Naomis Traum: „Ich will Neurochirurgin werden“
Naomi bemerkt, dass viele der anderen Mädchen ihre Ausbildung abgebrochen haben. „Einige meiner Freundinnen sitzen nur zu Hause rum, einige haben sogar schon geheiratet. Ich wollte das nicht“, fügt sie hinzu.
Naomi hat ein großes Ziel: „Ich will Neurochirurgin werden. Ich liebe die Naturwissenschaften und ich weiß, dass es nicht viele weibliche Neurochirurgen in der Gegend gibt, aber ich glaube an mich“, erklärt sie. Sie hofft, in ihrer nächsten Schule, der angesehenen Loreto Matunda-Internatsschule in Lodwar, ihrem Traum einen Schritt näher zu kommen.

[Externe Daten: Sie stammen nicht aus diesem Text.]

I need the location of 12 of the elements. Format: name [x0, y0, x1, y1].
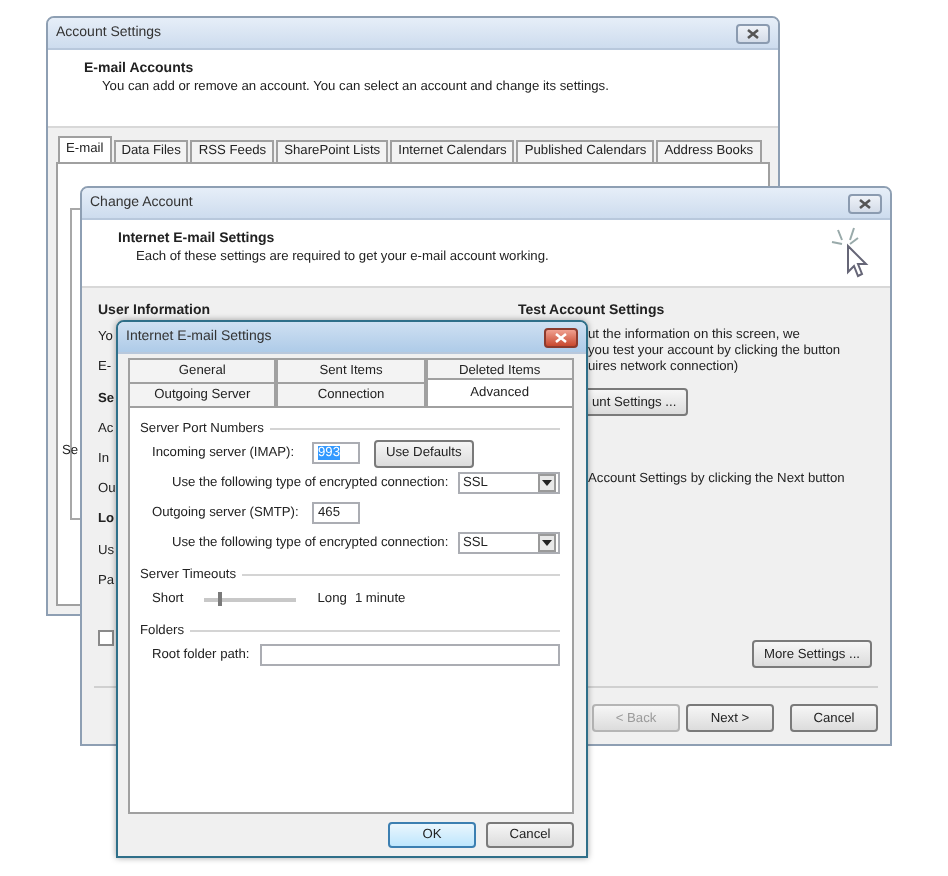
close-icon [746, 27, 760, 39]
slider-thumb[interactable] [217, 591, 222, 605]
caret-icon [542, 480, 552, 486]
close-button[interactable] [544, 327, 578, 347]
input-field[interactable] [260, 644, 560, 666]
close-button[interactable] [736, 23, 770, 43]
close-icon [554, 331, 568, 343]
cursor-icon [830, 226, 874, 278]
caret-icon [542, 540, 552, 546]
close-icon [858, 197, 872, 209]
close-button[interactable] [848, 193, 882, 213]
checkbox[interactable] [98, 629, 114, 646]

Sie erhofft sich auch einen anhaltenden Frieden im Südsudan, sodass sie dabei helfen kann, das Land nach so vielen Jahren des Konfliktes wiederaufzubauen. „Meine Ausbildung bestmöglich zu nutzen, ist das größte Geschenk, das ich meinem Land anbieten kann. Denn mit einer guten Ausbildung kann man alles im Leben erreichen.“
Ihre Botschaft kommt gut an und verbreitet sich unter vielen anderen Schülern. Aber UNHCR hat Probleme, Plätze für all jene Schüler zu finden, die nach der Grundschule auch die Oberschule besuchen wollen.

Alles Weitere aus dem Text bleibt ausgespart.